Le fait de ne pas maitriser sa langue maternelle se traduit souvent par des impropriétés. L’une qu’on entend souvent au Québec et en Ontario est température, au sens du temps qu’il fait.

En cette période de grésil venu gâcher la belle neige des skieurs, une petite mise au point s’impose. Il est faux de prétendre que nous n’avons pas de belle température, de nos jours. On peut cependant se plaindre que nous n’avons pas de beau temps.

L’erreur balaie le pays comme un creux barométrique.

La température désigne le nombre de degrés qu’il fait dehors. Au moment où j’écris ces lignes, il fait deux. C’est ça la température. Et rien d’autre qu’un chiffre.

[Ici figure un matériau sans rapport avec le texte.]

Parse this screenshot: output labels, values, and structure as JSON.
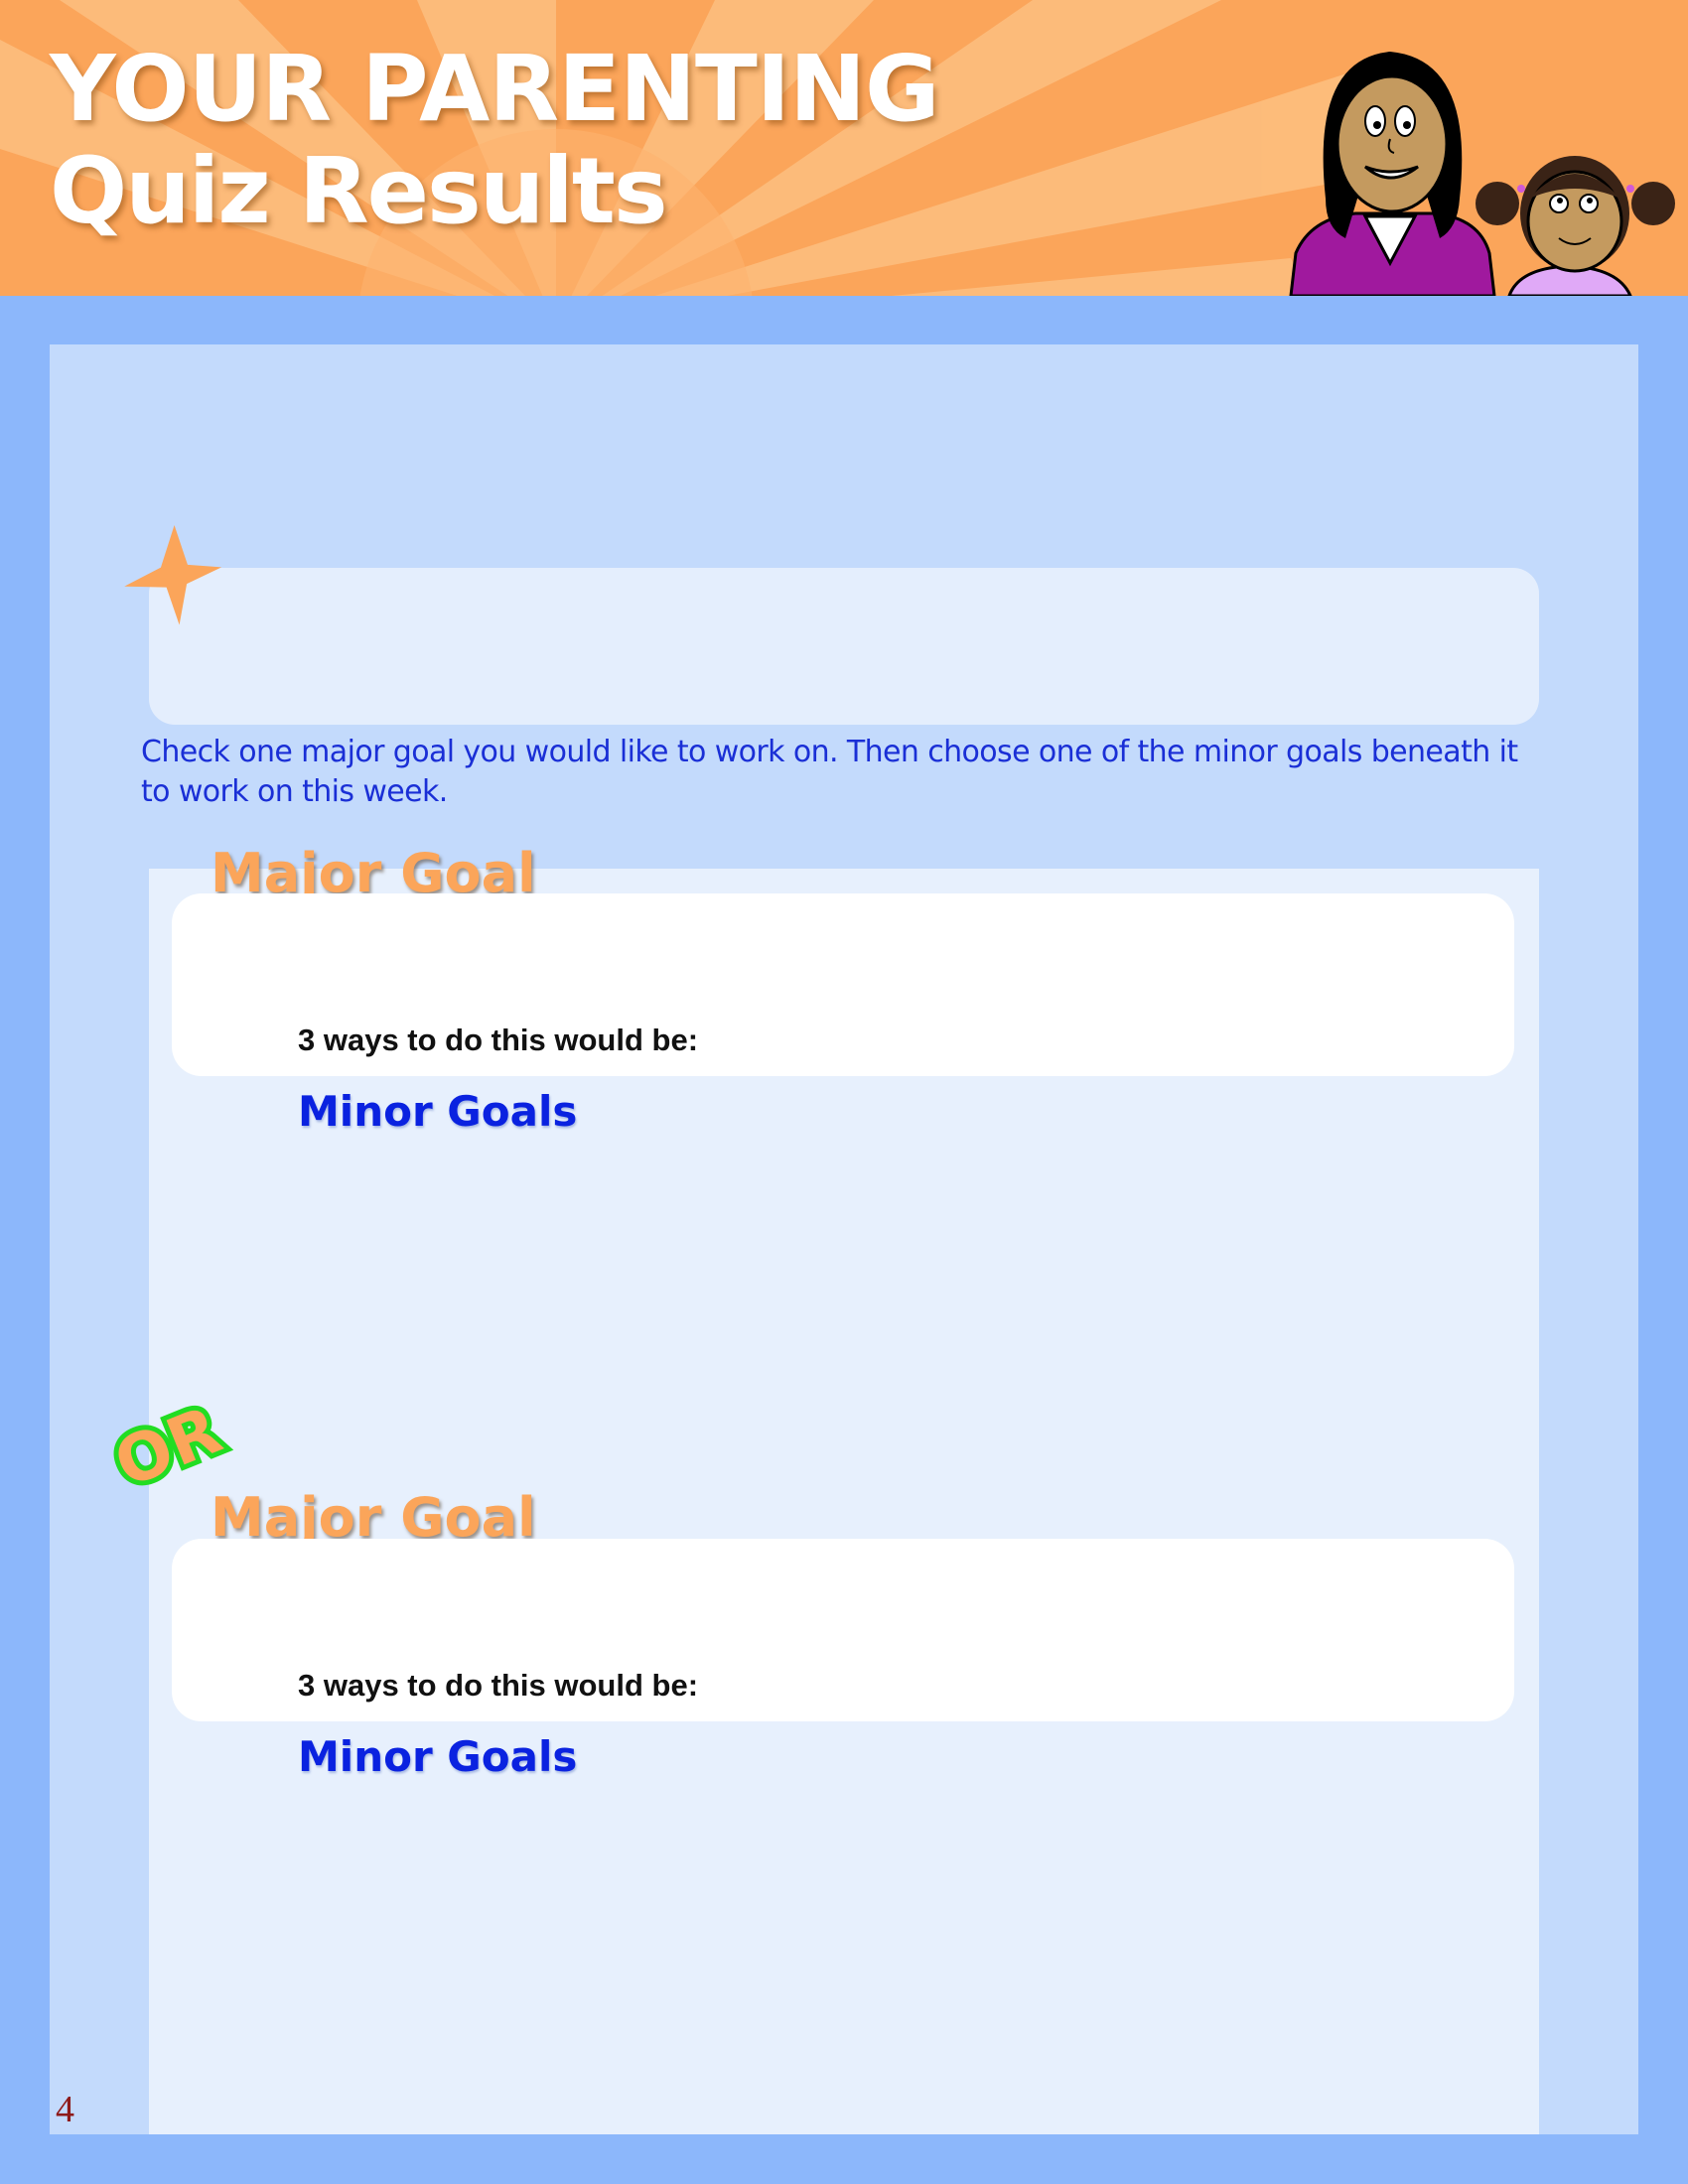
{
  "header": {
    "title_line1": "YOUR PARENTING",
    "title_line2": "Quiz Results",
    "illustration": "mother-and-daughter-illustration"
  },
  "colors": {
    "header_orange": "#fba55a",
    "frame_blue": "#8cb7fb",
    "panel_blue": "#c3dafc",
    "instruction_blue": "#1a2fd6",
    "minor_goals_blue": "#0a22e0",
    "or_green": "#22dd22"
  },
  "icons": {
    "star": "star-icon",
    "or_badge": "or-badge"
  },
  "instructions": "Check one major goal you would like to work on. Then choose one of the minor goals beneath it to work on this week.",
  "goal_sections": [
    {
      "major_title": "Major Goal",
      "ways_label": "3 ways to do this would be:",
      "minor_title": "Minor Goals"
    },
    {
      "major_title": "Major Goal",
      "ways_label": "3 ways to do this would be:",
      "minor_title": "Minor Goals"
    }
  ],
  "or_label": "OR",
  "page_number": "4"
}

Quel temps fait-il dehors? Pour l’instant, c’est nuageux. Mais ça pourrait être des averses de neige, comme on dit chez nous, ou encore de la pluie, du soleil, de la grêle, du grésil.

En été, le temps est plus chaud au Québec : nous avons parfois des canicules. La température peut alors atteindre plus de trente degrés et, avec l’indice d’humidité, quarante degrés.

Temps? Température? Pas de tempête dans un verre d’eau, juste une question de terme exact.

Post-vérité

Le dictionnaire Oxford a choisi post-truth comme mot de l’année 2016. Ce néologisme a rapidement été traduit par post-vérité.

De quoi s’agit-il ?

Ce sont des faits non avérés issus d’opinions personnelles, d’impressions inexactes, qui sont relayés par les médias sociaux.

Deux évènements politiques ont soufflé fort dans les voiles de la post-vérité : le Brexit et l’élection de Donald Trump à la tête des États-Unis. Dans le premier cas, bon nombre de mensonges et de demi-vérités ont été colportées par les deux camps, sur les périls à quitter l’Union européenne et sur les coûts réels de celle-ci pour les Britanniques.

Quant à Trump, les médias ont établi clairement qu’à peu près les trois quarts de ce qu’il avance est carrément faux.

Pourtant, comme le fait observer avec justesse le chroniqueur et politicologue François Brousseau (un ancien collègue d’université), le mensonge a toujours été la trame de la vie politique. Bref, rien de nouveau sous le soleil.

Ce qui est nouveau, c’est qu’un peu tout le monde s’en fout.

Les médias sociaux sont devenus un déversoir de fausses nouvelles, de propos mensongers; toutes les outrances y sont permises et les garde-fous se font rares. En outre, des sites web apparemment respectables propagent des faussetés à pleine page, reprises en chœur dans les médias sociaux et présentées comme des faits avérés. Une chatte y perdrait ses petits.

Saviez-vous que si vous mettez des rondelles d’oignon dans vos chaussettes pendant la nuit, vous allez purifier votre organisme?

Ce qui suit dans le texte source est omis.